Evals — short for evaluations — are the test suites of applied AI. An eval is a set of example inputs paired with a way of judging whether the system's output is good: it might check an exact answer, score against a reference, apply a rubric, or use another model as a judge. Run together, evals turn "the model feels better" into a measurable score you can track across prompt changes, model upgrades, and code deploys.
A practical eval set is built from real tasks the system has to handle, including the edge cases and failure modes that matter to you. Each item defines an input and a grading criterion. Grading can be deterministic (does the extracted figure match?), reference-based (how close is this to a known-good answer?), rubric-based (does it satisfy these criteria?), or model-graded (an LLM judges the output against instructions). Most serious systems combine several methods because no single one covers every kind of correctness.

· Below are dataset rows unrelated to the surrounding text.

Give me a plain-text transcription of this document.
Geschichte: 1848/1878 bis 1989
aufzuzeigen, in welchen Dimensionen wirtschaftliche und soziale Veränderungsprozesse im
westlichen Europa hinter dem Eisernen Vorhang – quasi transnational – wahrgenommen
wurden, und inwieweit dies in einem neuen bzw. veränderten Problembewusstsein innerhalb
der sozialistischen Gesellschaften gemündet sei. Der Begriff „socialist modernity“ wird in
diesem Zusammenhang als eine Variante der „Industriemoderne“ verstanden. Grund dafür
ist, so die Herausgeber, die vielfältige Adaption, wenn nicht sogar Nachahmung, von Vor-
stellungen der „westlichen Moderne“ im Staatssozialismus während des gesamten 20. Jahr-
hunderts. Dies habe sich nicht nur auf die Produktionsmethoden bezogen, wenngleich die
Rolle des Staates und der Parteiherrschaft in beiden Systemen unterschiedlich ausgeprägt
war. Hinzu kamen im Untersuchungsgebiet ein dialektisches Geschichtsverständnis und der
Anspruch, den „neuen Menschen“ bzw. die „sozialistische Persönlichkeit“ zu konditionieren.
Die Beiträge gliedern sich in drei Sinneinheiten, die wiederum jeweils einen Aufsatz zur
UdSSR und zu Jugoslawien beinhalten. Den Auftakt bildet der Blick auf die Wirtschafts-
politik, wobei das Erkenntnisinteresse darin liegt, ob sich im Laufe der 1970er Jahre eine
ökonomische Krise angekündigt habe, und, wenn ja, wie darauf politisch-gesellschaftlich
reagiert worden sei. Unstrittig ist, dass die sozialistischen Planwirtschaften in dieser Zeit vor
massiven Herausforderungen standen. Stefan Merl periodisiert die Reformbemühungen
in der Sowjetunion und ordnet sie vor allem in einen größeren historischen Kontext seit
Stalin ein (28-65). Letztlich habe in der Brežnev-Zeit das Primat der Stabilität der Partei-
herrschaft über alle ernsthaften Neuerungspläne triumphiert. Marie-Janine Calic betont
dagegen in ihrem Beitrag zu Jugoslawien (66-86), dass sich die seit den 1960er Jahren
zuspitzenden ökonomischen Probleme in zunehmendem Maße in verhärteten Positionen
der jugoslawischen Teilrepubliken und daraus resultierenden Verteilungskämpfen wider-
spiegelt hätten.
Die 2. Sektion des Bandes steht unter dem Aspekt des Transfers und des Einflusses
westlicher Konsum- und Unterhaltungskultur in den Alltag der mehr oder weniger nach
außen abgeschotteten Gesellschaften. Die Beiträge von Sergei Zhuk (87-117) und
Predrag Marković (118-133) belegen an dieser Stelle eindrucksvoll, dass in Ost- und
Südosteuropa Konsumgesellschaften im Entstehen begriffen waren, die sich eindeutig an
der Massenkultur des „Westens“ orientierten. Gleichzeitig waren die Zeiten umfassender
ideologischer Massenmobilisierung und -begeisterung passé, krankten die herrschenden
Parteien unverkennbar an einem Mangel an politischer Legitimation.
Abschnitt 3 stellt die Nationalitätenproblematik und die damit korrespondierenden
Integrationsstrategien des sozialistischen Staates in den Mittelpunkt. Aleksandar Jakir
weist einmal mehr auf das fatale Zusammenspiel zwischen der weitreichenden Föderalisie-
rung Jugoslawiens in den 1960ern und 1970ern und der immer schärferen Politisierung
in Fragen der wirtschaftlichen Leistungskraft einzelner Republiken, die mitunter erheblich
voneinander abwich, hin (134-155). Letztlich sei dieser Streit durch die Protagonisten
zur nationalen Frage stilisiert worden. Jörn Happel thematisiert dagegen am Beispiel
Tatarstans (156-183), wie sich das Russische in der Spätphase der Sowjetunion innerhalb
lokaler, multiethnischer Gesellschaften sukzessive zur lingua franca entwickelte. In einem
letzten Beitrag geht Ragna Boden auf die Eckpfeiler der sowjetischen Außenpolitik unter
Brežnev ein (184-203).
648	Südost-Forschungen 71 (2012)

In production, evals do for AI what unit and integration tests do for ordinary software: they catch regressions before users do. When you change a prompt, swap a model, or tune retrieval, you rerun the evals and compare scores. They are also how you make a go/no-go decision on a new model — you don't trust a vendor's benchmark, you measure on your own tasks. Teams that ship reliably treat the eval set as a living asset that grows every time a real failure is found.
Evals matter because without them, AI development is guesswork — you can't tell whether a change helped or hurt, and you discover regressions in production. Good evals are the difference between an AI feature you can iterate on confidently and one nobody dares to touch. They are also the foundation of safety work: you can't claim a system is reliable, unbiased, or on-policy without a measurable way to test it.